Cette politique a montré ses limites en Irak et en Afghanistan où de couteuses guerres avec des déploiements importants de troupes au sol se sont soldées par des échecs face à des ennemis qui pratiquaient des guerres asymétriques. En Libye où un soutien logistique et un appui aérien à des rebelles incontrôlés ont mené le pays à la « somalisation », l’échec est tout aussi patent.
La très intelligente tribune contestant l’exceptionnalisme quasi messianique des États-Unis qu’a écrit Vladimir Poutine dans le New York Times a ramené un peu de réalisme chez les dirigeants étasuniens. (1)
Rendons grâce à Barack Obama pour avoir in extrémis partiellement justifié son prix Nobel en renonçant, peut-être provisoirement, à cette dangereuse aventure.
Je voudrais aussi souligner l’impressionnant travail accomplis par Sergueï Lavrov qui a arpenté la planète en long et en large pendant des semaines pour arrêter cette machine qui s’était emballée.
J’espère qu’on pensera un jour à lui pour le prix Nobel de la paix.
Alors que la large majorité de la population française était hostile à une intervention militaire, une campagne médiatique pour la justifier avait été lancée en France. Il ne s’agissait pas de répondre à des dénégations syriennes qui n’étaient même pas relayées ailleurs que dans les médias alternatifs et notamment sur Internet, il s’agissait de condamner sans nuance le régime syrien, de façon mensongère ou avec des propos non étayés, comme étant criminel et utilisant des moyens massifs et inacceptables pour exterminer des femmes et des enfants. Cela cautionnait ainsi des bombardements aériens hasardeux.
On peut décrire cette campagne médiatique sous les quatre principaux axes suivants que je développerai ensuite.
- L’authenticité des attaques chimiques, notamment celle du 21 août.
- L’attribution de sa responsabilité au gouvernement syrien.
- La nécessité d’intervenir.
- La conformité avec le droit international.
L’authenticité des attaques chimiques.
Les conclusions du rapport Sellström ne laissent aucun doute quant à l’utilisation d’armes chimiques dans la banlieue de Damas ce 21 août dernier. Les traces de composition binaire de ces gaz indiquent qu’il s’agissait sans doute de gaz de qualité militaire.

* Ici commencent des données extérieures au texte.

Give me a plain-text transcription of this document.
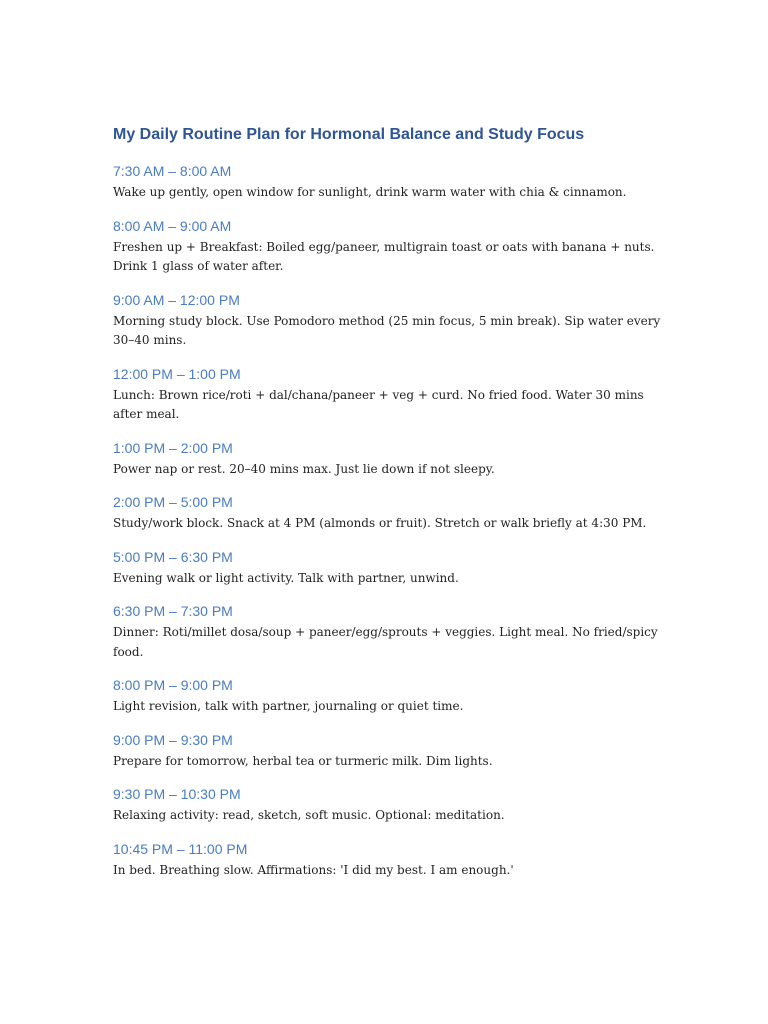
My Daily Routine Plan for Hormonal Balance and Study Focus
7:30 AM – 8:00 AM

Wake up gently, open window for sunlight, drink warm water with chia & cinnamon.

8:00 AM – 9:00 AM

Freshen up + Breakfast: Boiled egg/paneer, multigrain toast or oats with banana + nuts. Drink 1 glass of water after.

9:00 AM – 12:00 PM

Morning study block. Use Pomodoro method (25 min focus, 5 min break). Sip water every 30–40 mins.

12:00 PM – 1:00 PM

Lunch: Brown rice/roti + dal/chana/paneer + veg + curd. No fried food. Water 30 mins after meal.

1:00 PM – 2:00 PM

Power nap or rest. 20–40 mins max. Just lie down if not sleepy.

2:00 PM – 5:00 PM

Study/work block. Snack at 4 PM (almonds or fruit). Stretch or walk briefly at 4:30 PM.

5:00 PM – 6:30 PM

Evening walk or light activity. Talk with partner, unwind.

6:30 PM – 7:30 PM

Dinner: Roti/millet dosa/soup + paneer/egg/sprouts + veggies. Light meal. No fried/spicy food.

8:00 PM – 9:00 PM

Light revision, talk with partner, journaling or quiet time.

9:00 PM – 9:30 PM

Prepare for tomorrow, herbal tea or turmeric milk. Dim lights.

9:30 PM – 10:30 PM

Relaxing activity: read, sketch, soft music. Optional: meditation.

10:45 PM – 11:00 PM

In bed. Breathing slow. Affirmations: 'I did my best. I am enough.'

Le nombre de victimes est difficile à évaluer sans enquête indépendante sur place et il ne peut en aucun cas être évalué sur base des vidéos publiées par les rebelles comme l’ont fait les États-Unis.
Mère Agnès-Mariam de la Croix a affirmé que les enfants qu’on voit sur ces vidéos avaient été endormis mais ces propos sont à prendre avec beaucoup de circonspections. Je comprends cependant qu’on puisse avoir un doute. Voici deux liens qui vous expliqueront pourquoi. (2) (3)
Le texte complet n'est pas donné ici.